To many, virtual may mean "fake" or "not physically real." But, if you know enough about technology and where we're headed, virtually really means "cost-effective" and "more easily accessible."
The concept of creating "virtual" positions is as old as contracting itself. I've worked with vCFO's which, for small companies, felt more like a part time controller, or worse, a bookkeeper. Of course, just about every position that can be filled with by a contractor would fit the "virtual" description.
So what makes the short term or long term prospect of a vCIO interesting?
The vCIO has time to be strategic now - not weeks from now, or months from now, or whenever he/she gets properly acclimated. Now!

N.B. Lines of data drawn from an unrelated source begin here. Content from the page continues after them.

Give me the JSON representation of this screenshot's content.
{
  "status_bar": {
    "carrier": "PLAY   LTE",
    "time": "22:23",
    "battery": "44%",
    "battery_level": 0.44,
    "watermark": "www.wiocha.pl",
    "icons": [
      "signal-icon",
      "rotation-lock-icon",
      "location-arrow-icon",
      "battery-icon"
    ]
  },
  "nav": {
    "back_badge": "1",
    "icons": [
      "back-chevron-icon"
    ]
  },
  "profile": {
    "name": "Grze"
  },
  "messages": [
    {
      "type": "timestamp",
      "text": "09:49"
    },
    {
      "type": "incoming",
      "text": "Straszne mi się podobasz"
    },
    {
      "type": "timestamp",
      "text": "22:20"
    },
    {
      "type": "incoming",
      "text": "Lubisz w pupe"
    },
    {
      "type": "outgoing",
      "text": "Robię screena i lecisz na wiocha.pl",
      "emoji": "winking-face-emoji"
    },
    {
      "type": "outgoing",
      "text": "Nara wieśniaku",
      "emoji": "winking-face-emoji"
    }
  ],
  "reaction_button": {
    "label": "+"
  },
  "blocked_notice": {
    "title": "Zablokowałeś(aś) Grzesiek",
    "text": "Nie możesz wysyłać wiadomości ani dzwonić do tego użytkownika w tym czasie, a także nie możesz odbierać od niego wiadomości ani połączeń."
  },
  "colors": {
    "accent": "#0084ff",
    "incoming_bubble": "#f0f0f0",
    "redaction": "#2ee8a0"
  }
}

The vCIO, unique from other "virtual" services, represents something quite unique - a "timeshare for mind-share"! Imagine having access to the skills, resources, and experience you couldn't afford even if you could find the right full-time employee.
But let me tell you what no one will tell you, when comparing the CIO to the vCIO.
The vCIO has no political interest. A new in-house CIO needs to consider the fragile relationship framework that makes your organization. This process leaves your IT staff wondering which of their priorities make the short list. Your vCIO, by contrast, will be focused solely on the business priorities shared by the C-suite.
The vCIO can be productive in days. While an in-house CIO is meeting with HR to select benefits, designating 401k beneficiaries, and signing contracts, your vCIO is evaluating your existing environment with the help of your subject-matter experts.
The vCIO can engage a network of experienced professionals quickly on your behalf. An in-house CIO will want to evaluate who, currently on staff, is capable being successful for the strategic project list. But what if you're having problems now? What if dysfunction is part of the problem? Your vCIO can quickly triage organizational problems and work with his C-level sponsor to choose an appropriate plan of action.
Of course, a vCIO is not for everyone. However, these aren't the only benefits to consider. So, if you haven't looked into it, maybe it's about time.